La société WEBSTORE a signifié ses dernières conclusions le 27 février 2007. Elle demande au tribunal de dire que l'action de la société Les Deux Magots est prescrite, subsidiairement de la dire injustifiée car l'enseigne était détenue par l'ancien propriétaire pour désigner un café et non un restaurant, Mme C... utilise l'enseigne depuis plus de 25 ans et en activité continue et avérée sans avoir jamais fait l'objet d'une injonction de la part de la demanderesse et la société Les Deux Magots n'a été immatriculée qu'en 1986 soit postérieurement à l'établissement de Mme C... et propose des services et prestations différents de ceux de Mme C..., de dire en conséquence que la diffusion de la société WEBSTORE est licite, qu'elle n'a commis aucune faute, que la demanderesse ne justifie d'aucun préjudice indemnisable et de la condamner à lui payer la somme de 3.000 euros en application de l'article 700 du nouveau Code de procédure civile.
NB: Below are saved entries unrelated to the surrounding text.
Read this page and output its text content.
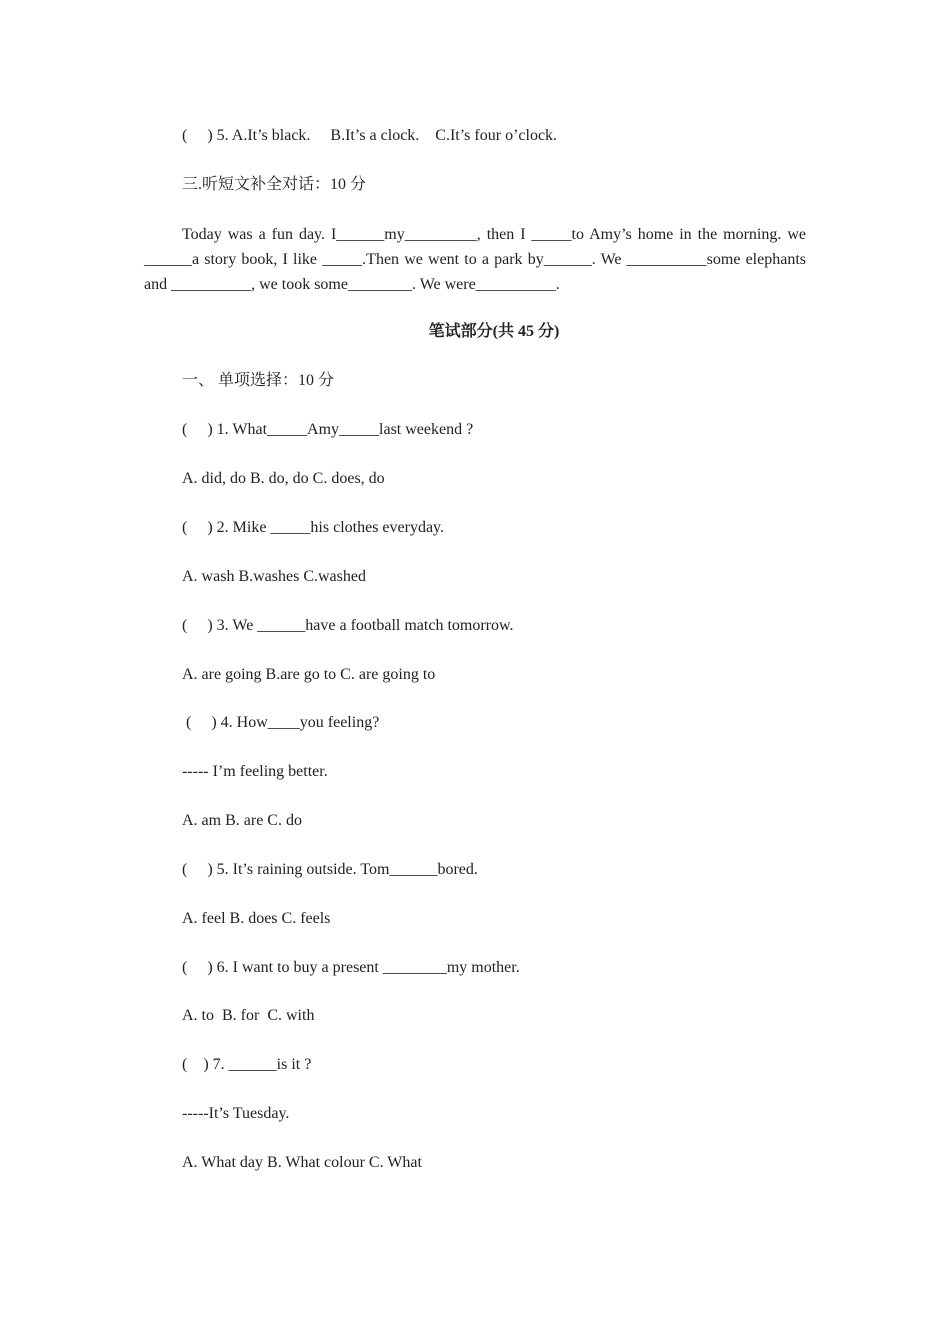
(     ) 5. A.It’s black.     B.It’s a clock.    C.It’s four o’clock.
三.听短文补全对话：10 分
Today was a fun day. I______my_________, then I _____to Amy’s home in the morning. we ______a story book, I like _____.Then we went to a park by______. We __________some elephants and __________, we took some________. We were__________.
笔试部分(共 45 分)
一、 单项选择：10 分
(     ) 1. What_____Amy_____last weekend ?
A. did, do B. do, do C. does, do
(     ) 2. Mike _____his clothes everyday.
A. wash B.washes C.washed
(     ) 3. We ______have a football match tomorrow.
A. are going B.are go to C. are going to
(     ) 4. How____you feeling?
----- I’m feeling better.
A. am B. are C. do
(     ) 5. It’s raining outside. Tom______bored.
A. feel B. does C. feels
(     ) 6. I want to buy a present ________my mother.
A. to  B. for  C. with
(    ) 7. ______is it ?
-----It’s Tuesday.
A. What day B. What colour C. What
La société CORSICAWEB a signifié ses dernières conclusions le 9 janvier 2007. Elle demande au tribunal de déclarer la demanderesse irrecevable et mal fondée, de constater qu'elle a toléré l'usage de l'enseigne depuis au moins dix ans, en conséquence de la déclarer prescrite dans son action en contrefaçon, très subsidiairement de constater qu'elle ne rapport pas la preuve d'une faute de sa part, d'un préjudice et d'un lien de causalité entre la faute alléguée et le préjudice, en conséquence de la débouter de ses demandes et en tout état de cause de constater qu'elle a supprimé la référence litigieuse dès réception de l'assignation, de constater qu'une simple lettre aurait suffi, de constater que la procédure est manifestement vexatoire et abusive et en conséquence de la condamner à lui payer la somme de 10.000 euros à titre de dommages et intérêts et la somme de 3.000 euros en application de l'article 700 du nouveau Code de procédure civile.

II- SUR CE :

* Sur la prescription :

Les défendeurs soulèvent la prescription triennale de l'action en contrefaçon sur le fondement des dispositions de l'article L.716-5 du Code de la propriété intellectuelle, Mme C... exploitant son restaurant depuis plus de 25 ans sans avoir jamais été inquiétée.

Le tribunal constate que Mme C... exploite toujours son enseigne "Les Deux Magots", que la société CORSICAWEB a cessé de référencer ce restaurant après réception de l'assignation et que la société WEBSTORE continue toujours de référencer ce restaurant sous ce nom.

Il résulte de ces éléments que les actes reprochés aux défendeurs continuent ou ont continué au moins jusqu'à délivrance de l'assignation. Les conditions de l'action en prescription n'étant pas remplies, ce moyen sera rejeté.

* Sur la tolérance :

La société WEBSTORE soulève l'irrecevabilité de l'action en contrefaçon pour tolérance.

Aux termes des dispositions de l'article L.716-5 du Code de la propriété intellectuelle "(...)Est irrecevable toute action en contrefaçon d'une marque postérieure enregistrée dont l'usage a été toléré pendant cinq ans, à moins que son dépôt n'ai été effectué de mauvaise foi. (...)".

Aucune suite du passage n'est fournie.